According to Pacific Bell's Testimony (PB 06/05/-2-2-07), the technicians were sent to rebuild a serving terminal, no troubles were found on my phone lines, and no repair work was performed. It does not take four cable splicing technicians to rebuild a serving terminal — it takes one technician. If the cable is not cut down to fresh cable, the operation takes less than an hour. From what I observed, the technicians did not rebuild a terminal, as they did not cut down to fresh cable. Furthermore, the terminal is a "green hornet," which is considered obsolete. If the terminal had been rebuilt, it would have been replaced with a modern terminal.
On Sept. 6, 2001, two days after I photographed the trucks, I noticed one of the cable splicing technicians performing repair work.
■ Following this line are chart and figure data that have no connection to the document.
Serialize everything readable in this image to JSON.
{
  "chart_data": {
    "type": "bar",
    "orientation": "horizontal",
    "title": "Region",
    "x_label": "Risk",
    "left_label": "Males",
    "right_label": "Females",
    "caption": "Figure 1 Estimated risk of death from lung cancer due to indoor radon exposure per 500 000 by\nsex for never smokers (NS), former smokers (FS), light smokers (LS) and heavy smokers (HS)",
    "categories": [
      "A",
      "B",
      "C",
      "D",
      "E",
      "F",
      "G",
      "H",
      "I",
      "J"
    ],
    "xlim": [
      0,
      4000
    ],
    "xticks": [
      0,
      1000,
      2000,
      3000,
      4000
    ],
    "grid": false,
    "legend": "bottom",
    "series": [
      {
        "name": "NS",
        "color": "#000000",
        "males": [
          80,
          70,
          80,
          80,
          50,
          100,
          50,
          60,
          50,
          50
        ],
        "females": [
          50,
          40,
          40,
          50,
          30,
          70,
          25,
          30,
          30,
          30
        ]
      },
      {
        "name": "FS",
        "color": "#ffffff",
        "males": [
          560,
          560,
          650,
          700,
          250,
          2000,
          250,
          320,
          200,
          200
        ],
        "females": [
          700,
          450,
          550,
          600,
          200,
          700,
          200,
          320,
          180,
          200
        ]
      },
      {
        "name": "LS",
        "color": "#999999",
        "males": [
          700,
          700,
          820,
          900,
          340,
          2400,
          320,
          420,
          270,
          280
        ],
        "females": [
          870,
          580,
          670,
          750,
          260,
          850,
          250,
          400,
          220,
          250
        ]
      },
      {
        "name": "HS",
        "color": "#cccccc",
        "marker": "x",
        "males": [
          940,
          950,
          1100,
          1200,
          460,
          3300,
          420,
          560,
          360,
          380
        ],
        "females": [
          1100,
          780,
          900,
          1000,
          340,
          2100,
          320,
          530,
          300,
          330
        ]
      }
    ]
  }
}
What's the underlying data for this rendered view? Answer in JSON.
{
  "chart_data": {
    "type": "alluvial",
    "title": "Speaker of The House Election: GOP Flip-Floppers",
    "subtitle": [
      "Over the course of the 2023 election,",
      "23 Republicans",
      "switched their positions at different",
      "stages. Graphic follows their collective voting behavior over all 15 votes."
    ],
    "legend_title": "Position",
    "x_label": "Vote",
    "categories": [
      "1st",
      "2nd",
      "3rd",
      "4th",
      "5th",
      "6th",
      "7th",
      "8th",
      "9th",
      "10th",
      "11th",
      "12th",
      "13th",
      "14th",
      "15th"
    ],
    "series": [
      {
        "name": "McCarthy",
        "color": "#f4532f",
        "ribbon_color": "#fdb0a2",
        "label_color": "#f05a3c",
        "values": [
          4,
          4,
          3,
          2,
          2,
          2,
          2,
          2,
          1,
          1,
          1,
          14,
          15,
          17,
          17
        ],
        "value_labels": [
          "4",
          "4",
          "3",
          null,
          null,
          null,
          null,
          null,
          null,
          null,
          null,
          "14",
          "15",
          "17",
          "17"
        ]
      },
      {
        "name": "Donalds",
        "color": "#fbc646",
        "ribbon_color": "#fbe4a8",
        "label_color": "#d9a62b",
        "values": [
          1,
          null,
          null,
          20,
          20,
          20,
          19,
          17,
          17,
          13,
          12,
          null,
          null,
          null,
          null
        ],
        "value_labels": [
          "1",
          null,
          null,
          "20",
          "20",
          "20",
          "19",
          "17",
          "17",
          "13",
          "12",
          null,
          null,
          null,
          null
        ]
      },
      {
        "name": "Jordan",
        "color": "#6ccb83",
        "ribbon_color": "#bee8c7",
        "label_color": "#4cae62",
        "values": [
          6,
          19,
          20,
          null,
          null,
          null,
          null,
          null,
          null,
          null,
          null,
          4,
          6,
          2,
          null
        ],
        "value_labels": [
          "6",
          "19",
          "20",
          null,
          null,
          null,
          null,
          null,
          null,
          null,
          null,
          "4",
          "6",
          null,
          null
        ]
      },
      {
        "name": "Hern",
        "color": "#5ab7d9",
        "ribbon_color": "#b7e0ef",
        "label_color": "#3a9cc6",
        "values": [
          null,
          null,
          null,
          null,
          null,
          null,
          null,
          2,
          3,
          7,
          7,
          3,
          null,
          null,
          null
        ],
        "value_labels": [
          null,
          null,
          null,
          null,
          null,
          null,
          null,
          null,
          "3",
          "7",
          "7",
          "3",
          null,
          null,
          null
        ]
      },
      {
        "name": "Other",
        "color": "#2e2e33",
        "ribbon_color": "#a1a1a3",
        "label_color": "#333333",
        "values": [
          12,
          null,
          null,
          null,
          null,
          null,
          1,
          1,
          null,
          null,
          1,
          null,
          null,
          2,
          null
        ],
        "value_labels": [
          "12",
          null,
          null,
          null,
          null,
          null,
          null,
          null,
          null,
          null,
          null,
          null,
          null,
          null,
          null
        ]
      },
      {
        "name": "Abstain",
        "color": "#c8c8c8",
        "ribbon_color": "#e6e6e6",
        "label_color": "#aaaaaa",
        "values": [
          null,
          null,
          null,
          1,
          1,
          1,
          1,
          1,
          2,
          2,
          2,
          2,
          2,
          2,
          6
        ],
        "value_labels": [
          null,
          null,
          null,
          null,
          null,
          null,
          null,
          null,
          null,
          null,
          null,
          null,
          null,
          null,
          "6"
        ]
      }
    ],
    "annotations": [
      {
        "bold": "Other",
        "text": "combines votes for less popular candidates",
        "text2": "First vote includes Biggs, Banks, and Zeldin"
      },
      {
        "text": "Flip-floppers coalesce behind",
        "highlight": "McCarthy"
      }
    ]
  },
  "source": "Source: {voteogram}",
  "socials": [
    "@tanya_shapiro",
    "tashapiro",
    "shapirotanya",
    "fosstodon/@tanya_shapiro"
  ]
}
The technician told me he was still performing repair work from Sept. 4, 2001. I mentioned this in my Amendment, dated Jan. 29, 2002. A Pacific Bell document obtained on May 21, 2002, confirms that at least one of my phone lines was repaired on Sept. 6, 2001.
The above document, dated May 21, 2002, was so significant in proving that Pacific Bell found troubles on my phone lines on the day that Mr. Sasser Answered the Complaint, and that repair work was performed on my phone lines on Sept. 6, 2001, that the AT&T Attorney Darlene Clark, asked how I got it. In Briefs the AT&T attorney admitted she asked how I got it, but she denied she understood what it meant.
The Commission ignored the obvious fact that repair workers were sent to my street to perform repair work, and that Pacific Bell committed perjury when discussing the work that was performed from August 31, 2001 through Sept. 4, 2001.